Seit Jahren ist die Schaffung eines Konsumraums mit Kontakt- und Anlaufstelle ein Bedürfnis der Randständigen sowie der Fachpersonen in unserem Kanton. Der Grosse Rat hat am 30. August 2019 ebenfalls mit 99 zu 0 Stimmen einen entsprechenden Auftrag an die Bündner Regierung überwiesen. Bislang wird diese Massnahme seitens des zuständigen Volkswirtschaftsdepartements jedoch nicht weiterverfolgt. Dies obschon die Etablierung eines Konsumraums als Handlungsempfehlung aus den Abklärungen des Kantons hervorging.
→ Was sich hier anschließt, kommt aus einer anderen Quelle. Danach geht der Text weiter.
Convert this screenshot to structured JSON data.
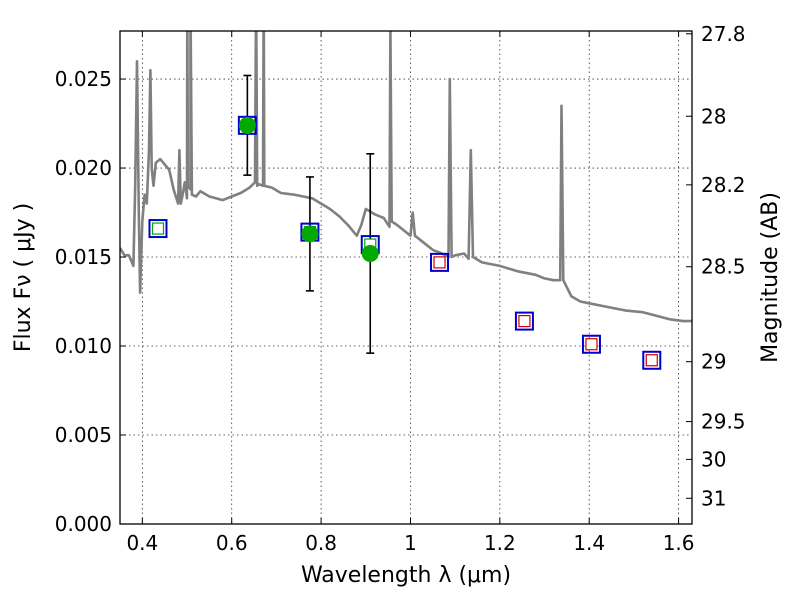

Die Dringlichkeit wird nicht zuletzt dadurch belegt, dass der Churer Gemeinderat am 18. November 2021 einstimmig einen parlamentarischen Auftrag an den Stadtrat überwiesen hat, welcher ihn auffordert, die Schaffung eines Konsumraums und weiterer Massnahmen zu prüfen, auch wenn diese in der Zuständigkeit des Kantons liegen. Gerade die Stadt Chur hat aufgrund ihrer Zentrumsfunktion speziell unter der Entwicklung der Drogenszene zu leiden. Handel und Konsum konzentrieren sich in der Hauptstadt, auch wenn viele Beteiligte und Betroffene aus Dörfern und Talschaften des Kantons und dem Rheintal stammen. Die Problematik hat sich in den vergangenen Jahren verschärft. Beschaffungsprostitution und vermehrt junge Schwerstabhängige sind heute bittere Realität. Dass die Stadt Chur diesem Problem nun aktiv entgegenwirkt, ist ein wichtiger Schritt. Dennoch wäre dies Aufgabe des Kantons. Der Kanton hat mit dem Umzug des Vereins Überlebenshilfe in zentralere Infrastrukturen sowie der Übernahme der Streetwork wichtige Schritte geplant und teils bereits umgesetzt, doch reichen diese nach Ansicht der Fachleute nicht aus, um das Problem rasch in den Griff zu bekommen.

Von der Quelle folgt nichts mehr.